The 50-year-old businessman, invited to a Citibank office in Jakarta in late March, collapsed in a tiny room set aside by the U.S. bank for questioning of deadbeat debtors. He died shortly afterward — a casualty of a “harsh interrogation,” said Jakarta police spokesman Baharudin Djafar.
Citibank, Indonesia’s biggest foreign bank, said its internal investigation found no evidence of physical violence.
The tragedy — which came just days after police arrested a Citibank executive in a separate scandal over swindled clients — has tarnished the image of an American icon in the world’s most populous Muslim nation. It also cast a spotlight on a dark corner of international banking — the outsourcing of debt collection to unregulated agents in booming but unruly emerging markets.
The interview room where Octa met Citibank’s debt agents was sealed with yellow tape; police declared it a crime scene.
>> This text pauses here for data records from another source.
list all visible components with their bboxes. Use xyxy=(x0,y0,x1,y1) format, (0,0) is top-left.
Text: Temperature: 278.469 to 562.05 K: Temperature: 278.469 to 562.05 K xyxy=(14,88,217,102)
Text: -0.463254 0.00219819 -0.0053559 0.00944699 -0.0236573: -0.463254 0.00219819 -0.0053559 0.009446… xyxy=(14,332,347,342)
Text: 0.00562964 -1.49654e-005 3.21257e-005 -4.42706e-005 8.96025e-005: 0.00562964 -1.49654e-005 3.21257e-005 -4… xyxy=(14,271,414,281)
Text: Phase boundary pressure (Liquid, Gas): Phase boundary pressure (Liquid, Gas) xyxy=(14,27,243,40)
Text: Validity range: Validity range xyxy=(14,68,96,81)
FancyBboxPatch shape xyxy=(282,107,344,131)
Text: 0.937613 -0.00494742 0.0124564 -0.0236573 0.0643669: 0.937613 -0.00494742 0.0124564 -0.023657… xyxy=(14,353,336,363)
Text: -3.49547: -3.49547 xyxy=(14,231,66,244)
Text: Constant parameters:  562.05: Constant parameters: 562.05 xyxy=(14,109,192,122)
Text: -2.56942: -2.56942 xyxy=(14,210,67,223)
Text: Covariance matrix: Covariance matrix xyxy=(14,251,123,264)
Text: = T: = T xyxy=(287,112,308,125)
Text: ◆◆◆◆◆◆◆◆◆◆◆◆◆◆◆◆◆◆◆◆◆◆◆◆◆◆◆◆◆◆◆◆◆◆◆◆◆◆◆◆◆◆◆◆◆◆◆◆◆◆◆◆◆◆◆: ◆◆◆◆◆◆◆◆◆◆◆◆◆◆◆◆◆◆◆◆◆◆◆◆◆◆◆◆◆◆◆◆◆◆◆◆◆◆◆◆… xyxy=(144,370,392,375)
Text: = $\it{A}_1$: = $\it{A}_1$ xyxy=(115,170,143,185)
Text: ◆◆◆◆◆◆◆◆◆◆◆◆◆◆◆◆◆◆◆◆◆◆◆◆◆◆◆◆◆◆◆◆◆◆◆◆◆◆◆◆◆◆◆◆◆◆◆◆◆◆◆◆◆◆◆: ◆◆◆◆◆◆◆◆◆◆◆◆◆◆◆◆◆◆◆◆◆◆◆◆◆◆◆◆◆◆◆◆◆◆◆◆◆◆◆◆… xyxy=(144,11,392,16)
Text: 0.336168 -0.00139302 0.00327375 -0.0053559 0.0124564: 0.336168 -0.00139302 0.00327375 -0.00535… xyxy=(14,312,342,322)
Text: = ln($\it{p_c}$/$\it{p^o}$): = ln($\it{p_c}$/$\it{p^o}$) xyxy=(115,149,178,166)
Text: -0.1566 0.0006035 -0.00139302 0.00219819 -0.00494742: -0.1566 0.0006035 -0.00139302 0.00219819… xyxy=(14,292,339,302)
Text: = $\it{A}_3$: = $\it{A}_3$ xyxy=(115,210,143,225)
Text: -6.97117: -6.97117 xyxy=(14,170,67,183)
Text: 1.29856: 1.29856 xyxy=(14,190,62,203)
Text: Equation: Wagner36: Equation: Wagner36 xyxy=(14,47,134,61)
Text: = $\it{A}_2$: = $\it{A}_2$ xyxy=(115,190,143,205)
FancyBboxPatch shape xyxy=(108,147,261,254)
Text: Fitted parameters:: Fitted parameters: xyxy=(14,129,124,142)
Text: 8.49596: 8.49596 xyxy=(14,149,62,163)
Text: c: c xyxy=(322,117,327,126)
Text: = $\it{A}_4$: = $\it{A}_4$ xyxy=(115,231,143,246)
Five people, none of them Citibank employees, have been arrested on suspicion of “group violence” and “mistreatment resulting in death.”
The Indonesian parliament and media have howled in protest at the arm’s-length use of outside debt collectors.
Tigor Siahaan, Citibank’s new boss in Indonesia, said the bank does not “condone, encourage or practice violence, or even harsh language.” Octa, he added, “could have died of natural causes.”
The dead man’s widow blames the bank. “He went into that room in good faith and good health — and ended up dead,” said Esi Ronaldi, who is suing Citibank for $350 million in damages.
At the family home in Tangerang, 20 miles from Jakarta, Ronaldi’s late husband looks down from a red-framed photo on the wall, near a sideboard decorated with a gift from Citibank, presented before Octa stopped paying his bills: a teddy bear with the bank’s logo.
Malinda Dee, the glamorous Citibank banker arrested shortly before Octa’s death, has become a tabloid sensation in the meantime. The two-decade Citibank employee worked as a senior relations manager, cultivating wealthy Indonesian clients from whom she is accused of stealing.
A public relations disaster
With one customer dead, others complaining that they have been robbed and photos of Dee plastered across the news media and on the Web, the giant U.S. bank is scrambling to contain a public relations debacle — and convince clients, local politicians and Indonesia’s central bank that it has just been unlucky.
Savaged in parliament and in the press, the American bank at first remained largely silent in the face of increasingly ghoulish allegations, but in May it sent Citigroup Vice Chairman Lewis B. Kaden to Jakarta to offer assurances that both scandals “are being treated with the utmost seriousness by our senior management.”